Jolanda is a member of the botanical garden and writes articles for botanical magazines. Excited about an excursion through the meadows with a guide, she looks forward to exploring special plants. The participants gather in a garden pavilion to introduce themselves.

Andrea joins at one point, and Jolanda warmly remarks, “Oh, what a coincidence, nice to see you here too.” Andrea’s initial response is, “Did you see that on my account?” Unaware of this, Jolanda, being a member of the botanical garden, often receives information about such excursions.

Andrea’s greeting stings, making it seem like Jolanda did something wrong. It’s an odd reaction. Andrea continues talking loudly in front of Jolanda, who is seated with five others. She proudly mentions knowing the tour leader well and receiving a personal invitation, conveying, “I am very important, and you are not, because I know the person organizing the tour.”

"I am very important"

This is how people with narcissistic disorder operate. They prioritize themselves at the expense of others, showing a lack of concern for others’ feelings or genuine interest in them. Instead, they pursue their desires and make every effort to be perceived as important. Andrea explicitly conveys this to Iris, stating, “If I want something, I get it. I’m doing everything I can to make it happen.”

See also the article: ‘Wat is a Narcissist?

Across the Border

Certainly, it’s commendable to pursue your goals and achieve things in life, but there’s an ethical limit to how you do that. Individuals with narcissistic personality disorder frequently cross that line, displaying a complete disregard for ethical boundaries and looking down on others. They prioritize their own importance, continually seeking to be somewhere, experience something, quickly post about it, and showcase their perceived uniqueness and significance.

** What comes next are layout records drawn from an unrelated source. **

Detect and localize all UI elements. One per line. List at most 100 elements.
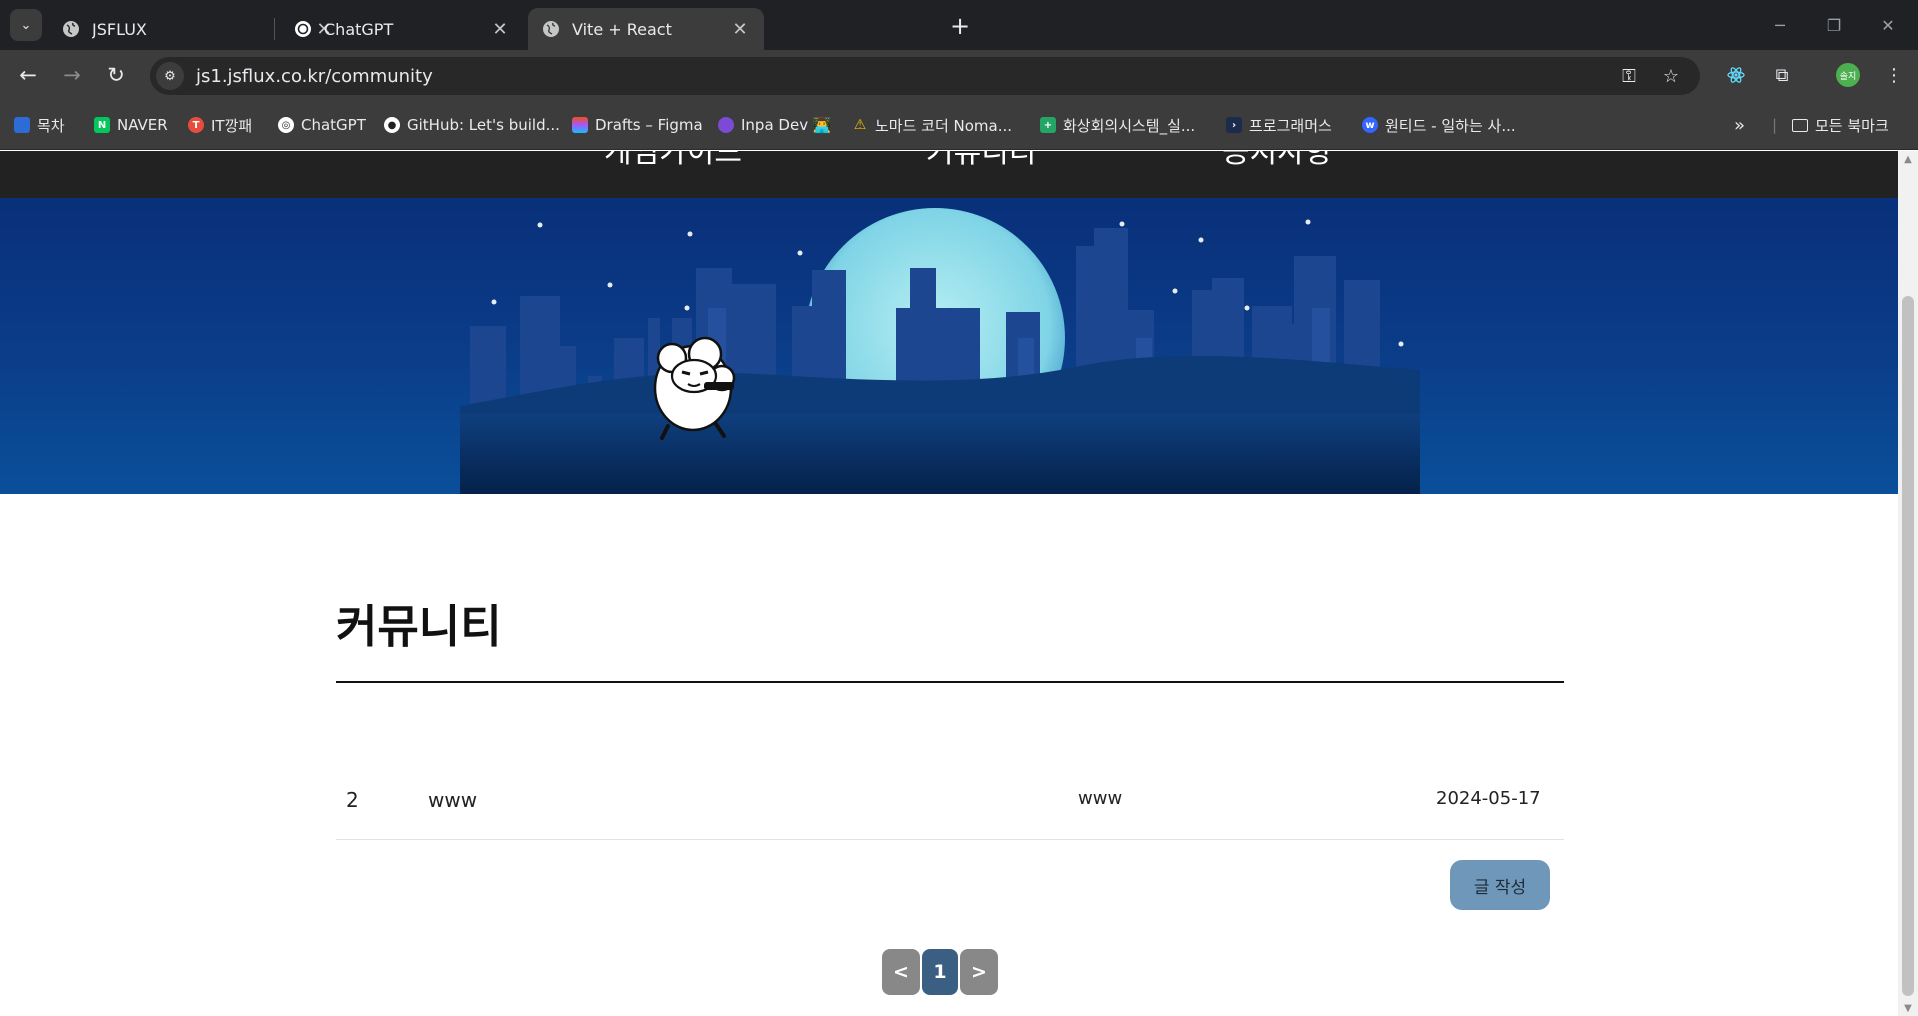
bookmark-item[interactable]: Inpa Dev 👨‍💻 xyxy=(718,114,832,136)
tab-title: ChatGPT xyxy=(324,19,394,39)
extensions-icon[interactable]: ⧉ xyxy=(1766,60,1798,90)
double-chevron-right-icon: » xyxy=(1734,114,1746,136)
next-page-button[interactable]: > xyxy=(960,949,998,995)
bookmark-item[interactable]: ⚠ 노마드 코더 Noma... xyxy=(852,114,1012,136)
bookmark-item[interactable]: T IT깡패 xyxy=(188,114,252,136)
scroll-down-icon[interactable]: ▼ xyxy=(1898,1000,1918,1016)
more-bookmarks-button[interactable]: » xyxy=(1734,114,1745,136)
close-icon: ✕ xyxy=(1881,15,1895,35)
nav-link-game-guide[interactable]: 게임가이드 xyxy=(604,151,742,171)
restore-button[interactable]: ❐ xyxy=(1814,10,1854,40)
all-bookmarks-button[interactable]: 모든 북마크 xyxy=(1792,114,1889,136)
title-divider xyxy=(336,681,1564,683)
menu-icon[interactable]: ⋮ xyxy=(1878,60,1910,90)
post-date: 2024-05-17 xyxy=(1436,788,1541,809)
naver-icon: N xyxy=(94,117,110,133)
bookmark-label: Drafts – Figma xyxy=(595,116,703,134)
bookmark-label: Inpa Dev 👨‍💻 xyxy=(741,116,832,134)
plus-icon: + xyxy=(949,12,971,40)
page-title: 커뮤니티 xyxy=(336,601,502,652)
bookmark-label: 화상회의시스템_실... xyxy=(1063,116,1196,135)
post-title[interactable]: www xyxy=(428,788,477,812)
ground xyxy=(460,414,1420,494)
tab-strip: ⌄ JSFLUX ✕ ChatGPT ✕ Vite + React ✕ + ─ … xyxy=(0,0,1918,50)
scroll-up-icon[interactable]: ▲ xyxy=(1898,151,1918,167)
post-id: 2 xyxy=(346,788,359,812)
tab-search-button[interactable]: ⌄ xyxy=(10,9,42,41)
arrow-left-icon: ← xyxy=(19,63,37,87)
bookmark-item[interactable]: w 원티드 - 일하는 사... xyxy=(1362,114,1516,136)
reload-icon: ↻ xyxy=(107,63,125,87)
bookmarks-bar: 목차 N NAVER T IT깡패 ◎ ChatGPT ● GitHub: Let's … xyxy=(0,100,1918,150)
bookmark-label: ChatGPT xyxy=(301,116,366,134)
bookmark-item[interactable]: › 프로그래머스 xyxy=(1226,114,1332,136)
table-row[interactable]: 2 www www 2024-05-17 xyxy=(336,774,1564,840)
sheets-icon: + xyxy=(1040,117,1056,133)
bookmark-label: NAVER xyxy=(117,116,168,134)
new-tab-button[interactable]: + xyxy=(944,12,976,40)
community-section: 커뮤니티 2 www www 2024-05-17 글 작성 < 1 > xyxy=(0,494,1898,1016)
all-bookmarks-label: 모든 북마크 xyxy=(1815,116,1889,135)
minimize-button[interactable]: ─ xyxy=(1760,10,1800,40)
tab-vite-react[interactable]: Vite + React ✕ xyxy=(528,8,764,50)
folder-icon xyxy=(1792,118,1808,132)
key-icon[interactable]: ⚿ xyxy=(1616,63,1642,89)
write-post-button[interactable]: 글 작성 xyxy=(1450,860,1550,910)
forward-button[interactable]: → xyxy=(56,59,88,91)
tab-chatgpt[interactable]: ChatGPT ✕ xyxy=(280,8,524,50)
page-viewport: 게임가이드 커뮤니티 공지사항 커뮤니티 2 www www 2024-05-1… xyxy=(0,151,1898,1016)
bookmark-item[interactable]: 목차 xyxy=(14,114,65,136)
bookmark-doc-icon xyxy=(14,117,30,133)
bookmark-label: GitHub: Let's build... xyxy=(407,116,560,134)
bookmark-item[interactable]: + 화상회의시스템_실... xyxy=(1040,114,1195,136)
scrollbar-thumb[interactable] xyxy=(1902,296,1914,996)
back-button[interactable]: ← xyxy=(12,59,44,91)
close-window-button[interactable]: ✕ xyxy=(1868,10,1908,40)
bookmark-label: 목차 xyxy=(37,116,65,135)
site-navbar: 게임가이드 커뮤니티 공지사항 xyxy=(0,151,1898,198)
minimize-icon: ─ xyxy=(1775,15,1785,35)
globe-icon xyxy=(542,20,560,38)
bookmark-label: 원티드 - 일하는 사... xyxy=(1385,116,1516,135)
close-icon[interactable]: ✕ xyxy=(490,19,510,40)
page-scrollbar[interactable]: ▲ ▼ xyxy=(1898,151,1918,1016)
tab-title: Vite + React xyxy=(572,19,672,39)
chatgpt-icon xyxy=(294,20,312,38)
avatar: 솔지 xyxy=(1836,63,1860,87)
inpa-icon xyxy=(718,117,734,133)
restore-icon: ❐ xyxy=(1826,15,1842,35)
bookmark-label: 노마드 코더 Noma... xyxy=(875,116,1013,135)
site-info-icon[interactable]: ⚙ xyxy=(156,62,184,90)
chevron-down-icon: ⌄ xyxy=(20,17,32,33)
star-icon[interactable]: ☆ xyxy=(1658,63,1684,89)
bookmark-label: IT깡패 xyxy=(211,116,253,135)
bookmark-item[interactable]: N NAVER xyxy=(94,114,168,136)
bookmark-label: 프로그래머스 xyxy=(1249,116,1332,135)
bookmark-item[interactable]: Drafts – Figma xyxy=(572,114,703,136)
bookmark-item[interactable]: ◎ ChatGPT xyxy=(278,114,366,136)
itggang-icon: T xyxy=(188,117,204,133)
figma-icon xyxy=(572,117,588,133)
close-icon[interactable]: ✕ xyxy=(730,19,750,40)
wanted-icon: w xyxy=(1362,117,1378,133)
arrow-right-icon: → xyxy=(63,63,81,87)
chatgpt-icon: ◎ xyxy=(278,117,294,133)
prev-page-button[interactable]: < xyxy=(882,949,920,995)
night-city-illustration xyxy=(460,208,1420,496)
programmers-icon: › xyxy=(1226,117,1242,133)
globe-icon xyxy=(62,20,80,38)
bookmarks-divider: | xyxy=(1772,116,1778,134)
browser-toolbar: ← → ↻ ⚙ js1.jsflux.co.kr/community ⚿ ☆ ⧉… xyxy=(0,50,1918,100)
page-1-button[interactable]: 1 xyxy=(922,949,958,995)
bookmark-item[interactable]: ● GitHub: Let's build... xyxy=(384,114,560,136)
profile-button[interactable]: 솔지 xyxy=(1832,60,1864,90)
post-author: www xyxy=(1078,788,1123,809)
github-icon: ● xyxy=(384,117,400,133)
reload-button[interactable]: ↻ xyxy=(100,59,132,91)
react-devtools-icon[interactable] xyxy=(1720,60,1752,90)
address-bar[interactable]: ⚙ js1.jsflux.co.kr/community ⚿ ☆ xyxy=(150,57,1700,95)
nav-link-notices[interactable]: 공지사항 xyxy=(1222,151,1332,171)
nav-link-community[interactable]: 커뮤니티 xyxy=(926,151,1036,171)
tab-divider xyxy=(274,18,275,40)
address-text[interactable]: js1.jsflux.co.kr/community xyxy=(196,66,433,87)
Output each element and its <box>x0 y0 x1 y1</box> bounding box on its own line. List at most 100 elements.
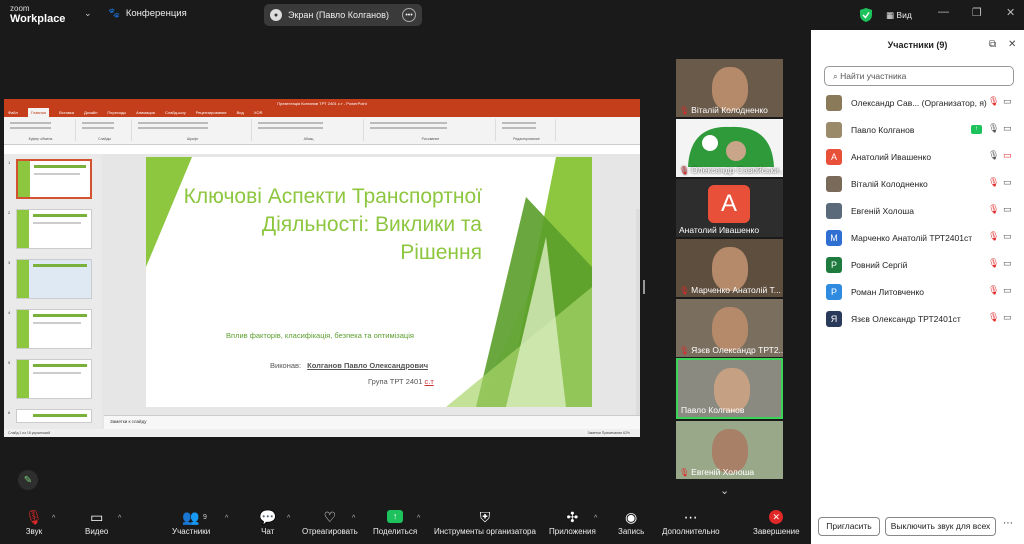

Many people initially fall for their charm, thinking, “What an interesting person!” However, it doesn’t take long for these individuals to realize that it’s not about them but rather about the narcissist in question. While it may take some time, these copycats are typically exposed sooner or later. Don’t celebrate too soon, though, as they swiftly move on to a new target who admires and finds them intriguing until the cycle repeats.